I am trying to control a 1 Ton boat using ardupilot but there is a lot of woobling. Base parameters are ACRO_TURN_RATE13
ATC_STR_ACC_MAX 2
ATC_TURN_MAX_G 0.1
TURN_RADIUS 5.5
"There almost certainly won’t be a another 4.0.x release, and I doubt we’d pull the cross-track fix back if we did. Should’ve a long time ago, probably, but…
I’m closing this as “fixed” - even 'though people will need to run the beta to get the fix"
When we used the NAVL1_PERIOD with a value of 150 it showed a behavior as the one described with the offset, we were heading toward the waypoint but with a significant offset and in the screen the icon of the platform seemed to be sailing 90° turned to starboard perhaps the real bow was heading in the desired direction to reach the waypoint with an estimated 20 m offset. I thought our magnetometer had a problem but probably was this offset issue.
I’m going to post some of my replies that were previously in a PM.
So the wobbles are caused not by any bug in the software (at least not as far as I can see) but instead by bad tuning of the steering rate controller (tuning guide is here).
Looking at the actual turn rate (in green) vs the desired turn rate (in red) we can see that the actual is far larger than the desired. This means the gains are too high. Some random guesses of improved gains are:
ATC_STR_RAT_FF to 0.2 (currently 0.87)
ATC_STR_RAT_P and I to 0.1 (currently 0.125 and 0.5 respectively)

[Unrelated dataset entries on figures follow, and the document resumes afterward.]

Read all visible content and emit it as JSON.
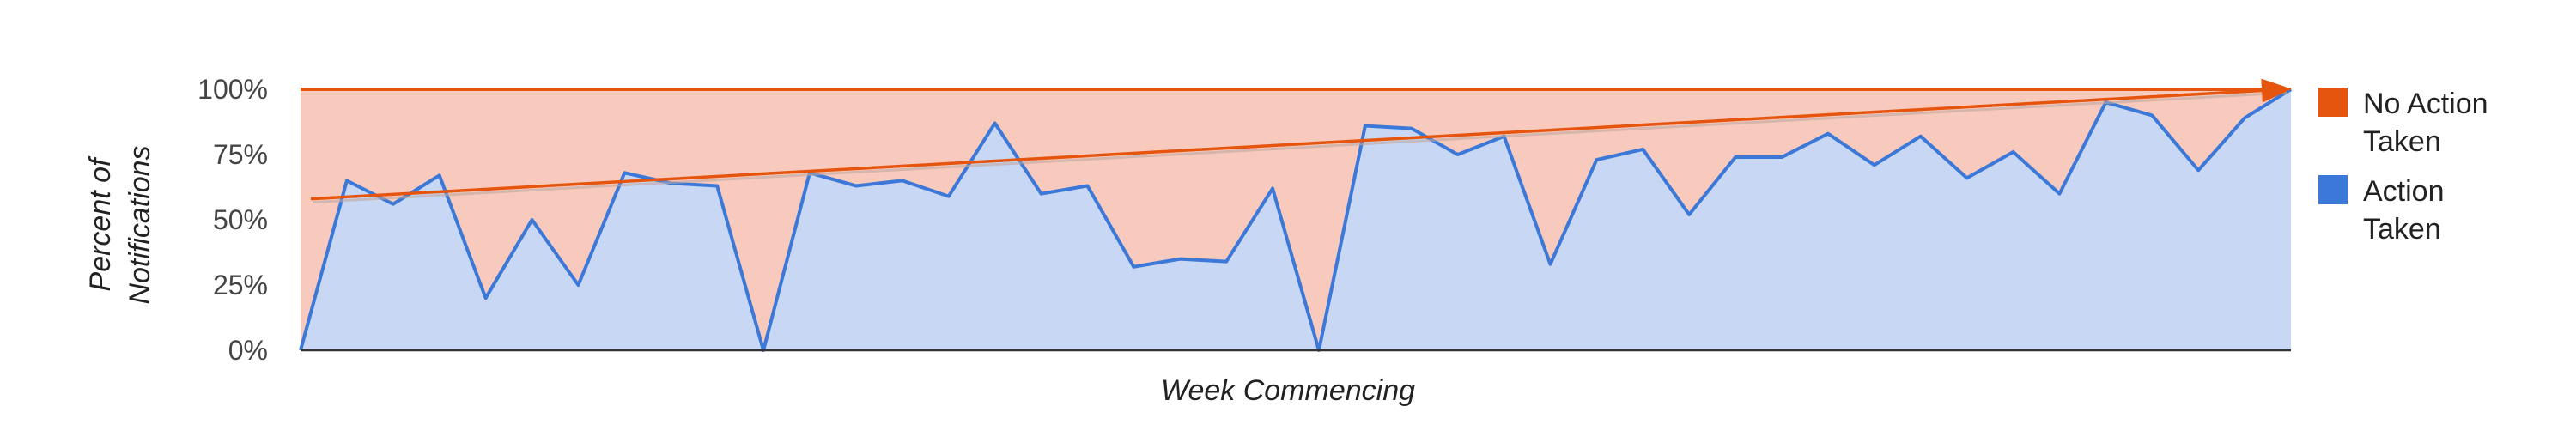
{
  "chart_data": {
    "type": "area",
    "title": "",
    "xlabel": "Week Commencing",
    "ylabel": "Percent of Notifications",
    "ylim": [
      0,
      100
    ],
    "y_ticks": [
      "0%",
      "25%",
      "50%",
      "75%",
      "100%"
    ],
    "y_tick_values": [
      0,
      25,
      50,
      75,
      100
    ],
    "stacked": true,
    "grid": true,
    "legend_position": "right",
    "series": [
      {
        "name": "No Action Taken",
        "color": "#e6550d",
        "values": [
          100,
          35,
          44,
          33,
          80,
          50,
          75,
          32,
          36,
          37,
          100,
          32,
          37,
          35,
          41,
          13,
          40,
          37,
          68,
          65,
          66,
          38,
          100,
          14,
          15,
          25,
          18,
          67,
          27,
          23,
          48,
          26,
          26,
          17,
          29,
          18,
          34,
          24,
          40,
          5,
          10,
          31,
          11,
          0
        ]
      },
      {
        "name": "Action Taken",
        "color": "#3c78d8",
        "values": [
          0,
          65,
          56,
          67,
          20,
          50,
          25,
          68,
          64,
          63,
          0,
          68,
          63,
          65,
          59,
          87,
          60,
          63,
          32,
          35,
          34,
          62,
          0,
          86,
          85,
          75,
          82,
          33,
          73,
          77,
          52,
          74,
          74,
          83,
          71,
          82,
          66,
          76,
          60,
          95,
          90,
          69,
          89,
          100
        ]
      }
    ],
    "trendline": {
      "color": "#e6550d",
      "start": 58,
      "end": 100,
      "arrow": true
    }
  },
  "legend": [
    {
      "name_line1": "No Action",
      "name_line2": "Taken",
      "color": "#e6550d"
    },
    {
      "name_line1": "Action",
      "name_line2": "Taken",
      "color": "#3c78d8"
    }
  ]
}
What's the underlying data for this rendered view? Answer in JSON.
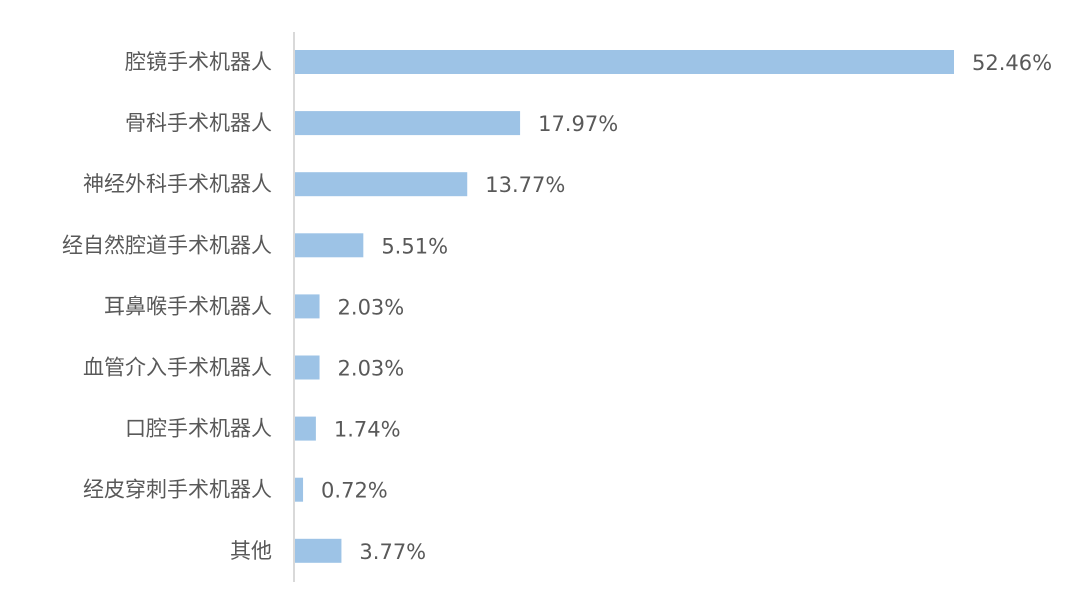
{
  "chart_data": {
    "type": "bar",
    "orientation": "horizontal",
    "categories": [
      "腔镜手术机器人",
      "骨科手术机器人",
      "神经外科手术机器人",
      "经自然腔道手术机器人",
      "耳鼻喉手术机器人",
      "血管介入手术机器人",
      "口腔手术机器人",
      "经皮穿刺手术机器人",
      "其他"
    ],
    "values": [
      52.46,
      17.97,
      13.77,
      5.51,
      2.03,
      2.03,
      1.74,
      0.72,
      3.77
    ],
    "value_labels": [
      "52.46%",
      "17.97%",
      "13.77%",
      "5.51%",
      "2.03%",
      "2.03%",
      "1.74%",
      "0.72%",
      "3.77%"
    ],
    "xlim": [
      0,
      60
    ],
    "grid": false,
    "legend": "none",
    "colors": {
      "bar": "#9DC3E6",
      "axis": "#D9D9D9",
      "text": "#595959"
    }
  }
}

We tried the reduced values but the oscilation increased it’s amplitude and period.
We did the square trajectory recommended for the navigation tuning and the only way in which we observed a reduction in the amplitude of the oscillation was when we increased str_I to 1.0.
The main problem was that our log files of this test were lost. I believe we are having problems with the micro SD, and the logs from several of our trials were not saved on the menory.
Hope to repeat the test on Monday to share the log and results.
OK, thanks for the feedback and looking forward to the logs.
What we often see with users new to tuning is they begin by tuning the wrong level of the controllers. So in particular I think you’ve adjusted the navigation controller tune before getting the lower level turn rate (and speed) controllers tuned properly.
By tuning the higher level controller first you may have inadvertantly covered up the problems of the lower level controller. The only solution though is to go back to scratch, tune the lower level controllers and then tune the higher level navigation controllers.
In the beginning you should be tuning in Acro mode, not Auto.
We practiced the steering tuning today, starting from scratch as you suggested. This was executed in the acro mode according with Tuning Turn Rate — Rover documentation.
At first we observed that in the acro mode our PID desired was going in the opposite direction from the PID achieved. We inverted joystick ground steering and it went in the correct direction. We did all the steering tuning with that configuration until we achieved a steering response very close to what we supposed was a good achievment, although for reaching a desired and achieved PID close to each other we had to configure the values almost to its limits and sometimes out of them. FF = 3.0 P=2.0 I=2.0 and D=0.1.
We tried to repeat a previous trajectory increasing our NAVL1_PERIOD to 120 again but the conditions were not good enough to continue, so we had to return and recover our ship.